La Gestalt utilizza un approccio fenomenologico della realtà e sostiene una visione olistica dell’esistenza umana spiegabile attraverso il concetto di figura-sfondo per cui ogni elemento (figura), quale un pensiero, un’immagine, un sentimento, una sensazione o un gesto o un movimento corporeo, assume un significato particolare se collocato nel suo specifico contesto (sfondo): l’individuo viene spinto da una pulsione di autorealizzazione a relazionarsi con l’ambiente e ad adottare delle strategie e dei comportamenti creativi per raggiungere gli obiettivi [Principio di autoregolazione organismica, Goldstein, 1939].

L’esperienza infatti avviene al confine di contatto tra l’individuo e il suo ambiente: la persona considera questo rapporto in maniera positiva o negativa a seconda che riesca o meno ad ottenere soddisfazione dei propri bisogni dal contatto con l’ambiente In questo modo ogni difficoltà assume significato nel contesto dell’intera esistenza del cliente, esistenza che viene considerata intimamente connessa al suo ambiente sociale e relazionale. In Gestalt dunque assume rilevante importanza la fenomenologia della percezione, ossia il modo in cui il singolo percepisce l’esperienza, la elabora, la esperisce e la integra nella sua visione del mondo.
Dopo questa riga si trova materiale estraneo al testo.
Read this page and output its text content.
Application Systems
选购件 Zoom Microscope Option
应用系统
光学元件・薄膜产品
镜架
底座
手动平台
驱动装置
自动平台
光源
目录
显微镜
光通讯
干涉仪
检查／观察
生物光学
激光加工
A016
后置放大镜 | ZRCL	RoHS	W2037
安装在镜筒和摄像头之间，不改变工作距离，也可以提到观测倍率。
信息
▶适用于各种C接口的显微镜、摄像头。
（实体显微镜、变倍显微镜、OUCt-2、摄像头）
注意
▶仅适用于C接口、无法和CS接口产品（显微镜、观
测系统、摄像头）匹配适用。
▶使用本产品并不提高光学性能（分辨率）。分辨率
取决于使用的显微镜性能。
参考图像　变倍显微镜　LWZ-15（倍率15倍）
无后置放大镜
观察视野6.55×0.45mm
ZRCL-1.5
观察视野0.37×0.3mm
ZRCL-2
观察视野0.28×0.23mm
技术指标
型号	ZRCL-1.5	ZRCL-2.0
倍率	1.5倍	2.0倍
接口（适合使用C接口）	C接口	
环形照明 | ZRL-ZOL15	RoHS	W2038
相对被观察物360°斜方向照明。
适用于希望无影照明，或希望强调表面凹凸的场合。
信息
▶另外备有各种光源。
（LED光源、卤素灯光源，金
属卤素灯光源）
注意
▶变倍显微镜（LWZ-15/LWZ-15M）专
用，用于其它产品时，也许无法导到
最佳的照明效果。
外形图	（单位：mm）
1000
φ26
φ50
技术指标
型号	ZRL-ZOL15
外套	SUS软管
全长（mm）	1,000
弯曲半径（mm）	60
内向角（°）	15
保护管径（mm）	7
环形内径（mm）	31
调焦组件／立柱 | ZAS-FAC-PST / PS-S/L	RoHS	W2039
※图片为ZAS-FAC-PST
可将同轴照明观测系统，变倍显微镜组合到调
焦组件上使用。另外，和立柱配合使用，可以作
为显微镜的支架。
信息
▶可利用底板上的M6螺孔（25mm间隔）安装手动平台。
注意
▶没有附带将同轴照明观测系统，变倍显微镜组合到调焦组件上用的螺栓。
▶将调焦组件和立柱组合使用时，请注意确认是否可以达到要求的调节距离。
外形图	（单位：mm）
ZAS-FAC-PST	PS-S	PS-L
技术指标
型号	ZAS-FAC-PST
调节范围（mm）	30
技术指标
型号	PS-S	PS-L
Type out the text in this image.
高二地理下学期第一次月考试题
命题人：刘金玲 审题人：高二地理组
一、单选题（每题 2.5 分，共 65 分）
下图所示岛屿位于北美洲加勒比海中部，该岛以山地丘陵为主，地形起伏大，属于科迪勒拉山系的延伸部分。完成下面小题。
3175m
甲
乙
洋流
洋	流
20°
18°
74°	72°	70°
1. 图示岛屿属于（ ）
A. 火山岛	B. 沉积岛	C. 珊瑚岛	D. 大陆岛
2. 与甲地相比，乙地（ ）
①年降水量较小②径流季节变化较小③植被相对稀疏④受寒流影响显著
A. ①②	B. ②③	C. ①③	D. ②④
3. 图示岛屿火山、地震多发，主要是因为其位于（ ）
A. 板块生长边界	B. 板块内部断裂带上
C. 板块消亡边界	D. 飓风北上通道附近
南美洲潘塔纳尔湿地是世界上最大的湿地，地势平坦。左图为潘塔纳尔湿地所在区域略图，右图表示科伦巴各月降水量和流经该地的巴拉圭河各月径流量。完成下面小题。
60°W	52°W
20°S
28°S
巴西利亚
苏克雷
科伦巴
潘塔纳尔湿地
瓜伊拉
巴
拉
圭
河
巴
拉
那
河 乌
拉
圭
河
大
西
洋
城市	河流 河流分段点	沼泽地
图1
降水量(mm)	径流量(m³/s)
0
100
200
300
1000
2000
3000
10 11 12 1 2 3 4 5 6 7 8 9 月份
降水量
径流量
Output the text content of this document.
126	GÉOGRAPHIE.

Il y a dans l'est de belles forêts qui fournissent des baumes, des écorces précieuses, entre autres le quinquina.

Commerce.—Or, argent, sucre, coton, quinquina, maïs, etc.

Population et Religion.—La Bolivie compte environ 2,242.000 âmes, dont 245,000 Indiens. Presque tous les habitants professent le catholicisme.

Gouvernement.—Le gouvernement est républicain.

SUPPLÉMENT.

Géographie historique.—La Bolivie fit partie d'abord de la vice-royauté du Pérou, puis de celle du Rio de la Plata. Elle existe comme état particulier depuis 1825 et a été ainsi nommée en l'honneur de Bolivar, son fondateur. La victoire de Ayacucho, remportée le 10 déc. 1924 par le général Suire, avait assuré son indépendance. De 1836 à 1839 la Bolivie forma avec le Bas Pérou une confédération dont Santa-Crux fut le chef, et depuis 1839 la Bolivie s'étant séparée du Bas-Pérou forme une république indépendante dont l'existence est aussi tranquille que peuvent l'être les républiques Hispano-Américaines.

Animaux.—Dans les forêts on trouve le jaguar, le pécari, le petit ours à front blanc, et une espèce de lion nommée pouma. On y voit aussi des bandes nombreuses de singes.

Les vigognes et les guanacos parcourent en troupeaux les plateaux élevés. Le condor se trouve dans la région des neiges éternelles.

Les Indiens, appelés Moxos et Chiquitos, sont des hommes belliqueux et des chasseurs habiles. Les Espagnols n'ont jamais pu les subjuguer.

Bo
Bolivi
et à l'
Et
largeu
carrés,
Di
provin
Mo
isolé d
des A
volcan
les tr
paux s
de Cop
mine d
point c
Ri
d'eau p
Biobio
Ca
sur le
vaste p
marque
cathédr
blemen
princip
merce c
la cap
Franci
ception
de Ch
La Gestalt si configura come disciplina olistica a tutto tondo: in essa vi sono le influenze orientali del Tao e dello Zen arricchita dall’influsso delle tecniche teatrali messe a punto da Paul Goodman. Tali modalità pongono l’individuo nella condizione di sperimentatore di sé attraverso il contatto con le cose di cui fa esperienza, motivo per cui l’approccio della gestalt è da considerarsi esperenziale.